2011-08-04 / News

Islander and his small crew prepare for Ida Lewis Distance Race

BY KEN SHANE

On Friday, Aug. 19, at 1 p.m., a fleet of sailboats will set off from a point off Fort Adams for the seventh edition of the Ida Lewis Distance Race. The course will take racers to turning points as far off as Montauk Point on Long Island before returning home.

The race is open to sailboats 28 feet and longer. Nearly 20 boats have entered to this point, and more are on the way.

Among the entries is John Wayt’s S&S Swan 44, which is named Vixen. Wayt, a Jamestown resident, will be sailing in his second Ida Lewis Distance Race. He finished second in the cruising spinnaker class when he entered the race for the first time in 2009.

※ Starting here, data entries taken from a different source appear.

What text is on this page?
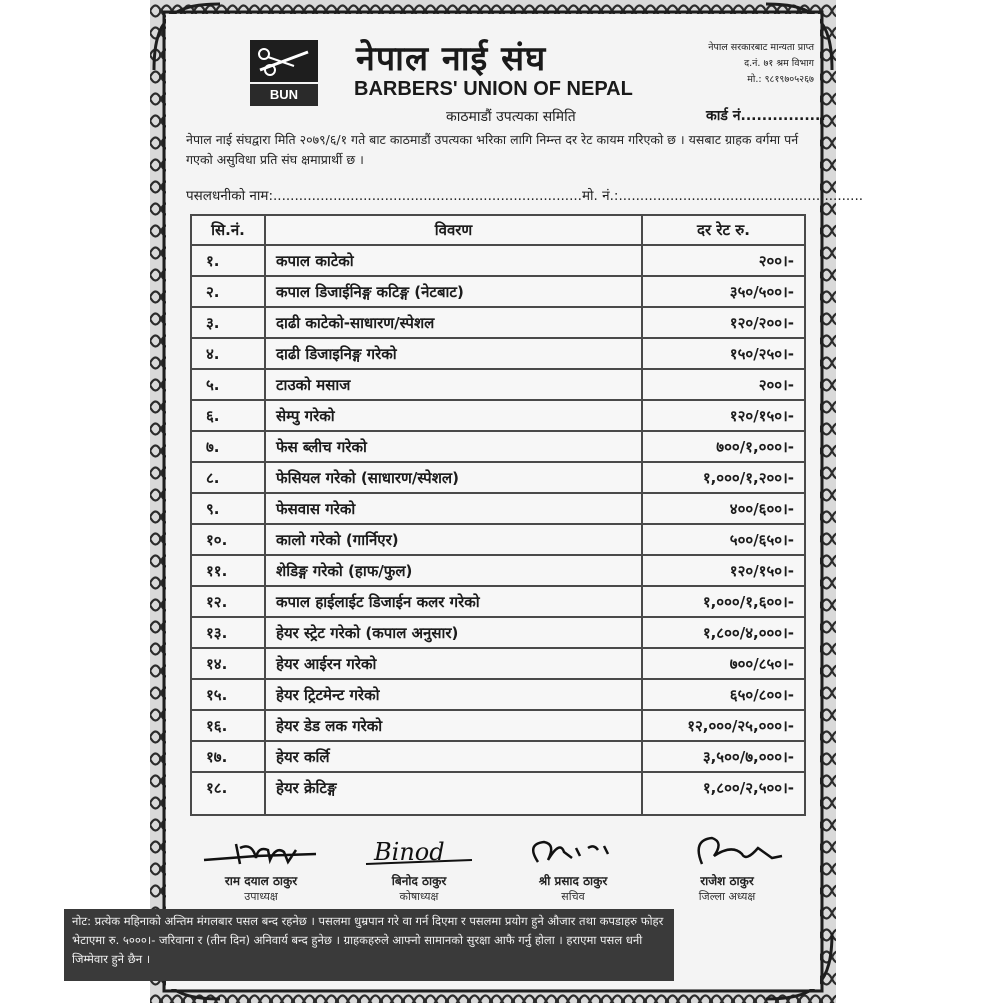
BUN
नेपाल नाई संघ
BARBERS' UNION OF NEPAL
काठमाडौं उपत्यका समिति
नेपाल सरकारबाट मान्यता प्राप्त
द.नं. ७१ श्रम विभाग
मो.: ९८१९७०५२६७
कार्ड नं................
नेपाल नाई संघद्वारा मिति २०७९/६/१ गते बाट काठमाडौं उपत्यका भरिका लागि निम्न्त दर रेट कायम गरिएको छ । यसबाट ग्राहक वर्गमा पर्न गएको असुविधा प्रति संघ क्षमाप्रार्थी छ ।
पसलधनीको नाम:........................................................................मो. नं.:.........................................................
सि.नं.	विवरण	दर रेट रु.
१.	कपाल काटेको	२००।-
२.	कपाल डिजाईनिङ्ग कटिङ्ग (नेटबाट)	३५०/५००।-
३.	दाढी काटेको-साधारण/स्पेशल	१२०/२००।-
४.	दाढी डिजाइनिङ्ग गरेको	१५०/२५०।-
५.	टाउको मसाज	२००।-
६.	सेम्पु गरेको	१२०/१५०।-
७.	फेस ब्लीच गरेको	७००/१,०००।-
८.	फेसियल गरेको (साधारण/स्पेशल)	१,०००/१,२००।-
९.	फेसवास गरेको	४००/६००।-
१०.	कालो गरेको (गार्निएर)	५००/६५०।-
११.	शेडिङ्ग गरेको (हाफ/फुल)	१२०/१५०।-
१२.	कपाल हाईलाईट डिजाईन कलर गरेको	१,०००/१,६००।-
१३.	हेयर स्ट्रेट गरेको (कपाल अनुसार)	१,८००/४,०००।-
१४.	हेयर आईरन गरेको	७००/८५०।-
१५.	हेयर ट्रिटमेन्ट गरेको	६५०/८००।-
१६.	हेयर डेड लक गरेको	१२,०००/२५,०००।-
१७.	हेयर कर्लि	३,५००/७,०००।-
१८.	हेयर क्रेटिङ्ग	१,८००/२,५००।-
राम दयाल ठाकुर
उपाध्यक्ष
Binod
बिनोद ठाकुर
कोषाध्यक्ष
श्री प्रसाद ठाकुर
सचिव
राजेश ठाकुर
जिल्ला अध्यक्ष
नोट: प्रत्येक महिनाको अन्तिम मंगलबार पसल बन्द रहनेछ । पसलमा धुम्रपान गरे वा गर्न दिएमा र पसलमा प्रयोग हुने औजार तथा कपडाहरु फोहर भेटाएमा रु. ५०००।- जरिवाना र (तीन दिन) अनिवार्य बन्द हुनेछ । ग्राहकहरुले आफ्नो सामानको सुरक्षा आफै गर्नु होला । हराएमा पसल धनी जिम्मेवार हुने छैन ।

“In the past we’ve done a lot more buoy racing, but after a friend of ours requested we do the Ida Lewis Distance Race back in 2009, we decided to try it out and ended up having a great time,” Wayt said. “We did the race that year with four crew members, including my wife. It was a really relaxing sail but also competitive.”

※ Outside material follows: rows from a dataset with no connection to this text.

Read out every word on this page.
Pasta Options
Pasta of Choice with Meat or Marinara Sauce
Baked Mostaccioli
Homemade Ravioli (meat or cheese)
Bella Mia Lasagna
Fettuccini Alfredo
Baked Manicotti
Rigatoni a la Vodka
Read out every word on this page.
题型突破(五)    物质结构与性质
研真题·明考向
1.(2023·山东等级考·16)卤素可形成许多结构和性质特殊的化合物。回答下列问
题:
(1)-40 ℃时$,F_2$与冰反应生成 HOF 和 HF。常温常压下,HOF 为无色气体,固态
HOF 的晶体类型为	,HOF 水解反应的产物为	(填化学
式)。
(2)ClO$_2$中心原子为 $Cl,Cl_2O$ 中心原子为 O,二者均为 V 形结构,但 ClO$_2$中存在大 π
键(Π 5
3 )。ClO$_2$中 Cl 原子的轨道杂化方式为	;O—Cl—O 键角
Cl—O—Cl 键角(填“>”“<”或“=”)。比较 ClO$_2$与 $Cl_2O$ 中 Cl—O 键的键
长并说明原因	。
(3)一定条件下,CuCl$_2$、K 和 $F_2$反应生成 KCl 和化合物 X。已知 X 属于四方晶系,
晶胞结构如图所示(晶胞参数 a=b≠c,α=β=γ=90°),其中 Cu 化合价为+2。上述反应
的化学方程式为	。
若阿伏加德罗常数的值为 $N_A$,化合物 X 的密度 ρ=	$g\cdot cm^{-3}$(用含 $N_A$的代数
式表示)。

Everyone who participated in the 2009 race will recall that a hurricane was forecast to hit the area around the time of the start. “The race was to start on a Friday, and the hurricane was supposed to hit on a Sunday,” Wayt said. “They wanted to do the race, and we did it just before the hurricane was supposed to hit. The hurricane never hit so it wasn’t a big deal, but it was a pretty interesting time. We had a great time.”

Wayt said the course was shorted a bit in 2009. He said that normally the boats sail 125 miles, but they wound up doing about 100 miles. “We left about 3:30 in the afternoon, and we finished about 10:30 the next morning. So it was about 19 hours,” he said.

Wayt’s second-place finish was remarkable given that he sailed with a crew of only four, so this year he will be sailing with a bigger crew – of five.

“It will only be five, but the guys are a bit more experienced,” Wayt said.

Vixen is part of the Performance Handicap Racing Fleet cruising class, and that’s exactly where Wayt wants to be.

“If we had to go all out, I’d have to get nine or 10 guys,” he said. “We just enjoy doing it this way. We’re still competitive, but nobody is running into each other. It’s just easier, it’s safer, and we have a better time. Safety is huge in these offshore races.”

According to Wayt’s velocity prediction program – which is a program that solves for the performance of a yacht in different wind conditions by balancing hull and sail forces – this year’s race should take them 22 or 23 hours, but nature doesn’t always cooperate with modern technology. “It could take less, it could take a whole lot more,” Wayt said.

Wayt has lived in Jamestown for 15 years and has owed Vixen since 1993. “Our racing has kind of tailed off in the last few years, mainly because some of the regattas that we used to do aren’t done anymore. I’ve got crew that has other obligations and my wife and I have been more focused on cruising.”

Wayt said that he raced in the New York Yacht Club Regatta in June. The New York regatta is the oldest in the country. But Wayt said that him and his wife had recently been involved with their house.

“My wife and I just built a new house in Jamestown, so we’re into that. We still do a lot of sailing on the weekends. We’ve kept the boat at the Jamestown Boat Yard since we’ve owned it. I have a long relationship with those guys.”

This year’s entries include skippers from Rhode Island, Massachusetts, New York, New Jersey and Pennsylvania. There is also a youth challenge for the event. To qualify more than 40 percent of the crew must have reached the age of 14 but not turned 20 years old by the day of the race.

The race committee will choose separate courses that are longer for IRC boats, and shorter for PHRF, youth teams, one-design and double handed sailing teams. The courses range in length from the 104-nautical-mile Buzzard’s Bay Tower course, to the 177-nauticalmile Montauk course.

The Ida Lewis Distance Race begins in the area of Goat Island. From there it proceeds to a buoy that marks the entrance to Narragansett Bay. A left turn there takes the fleet toward Little Compton, where they turn the buoy marking the Sakonnet River.

From there it’s on to Montauk Point on Long Island and then Noman’s Island, which is off Martha’s Vineyard. After passing the Buzzard’s Bay Entrance Light, the fleet turns toward home, traveling around Fort Adams and up Narragansett Bay to a finish in Newport Harbor, close to the sponsoring Ida Lewis Yacht Club.

Wayt, who has sailed at venues around the world including Bermuda, the Caribbean and Asia, has little doubt about his favorite sailing area. “I think that Jamestown and this area is the best sailing ground on the East Coast, and possibly in the United States,” he said. “All you to do is look at all the boats that are out there, and all the boats that come here. I used to live in Connecticut but I still kept the boat here.”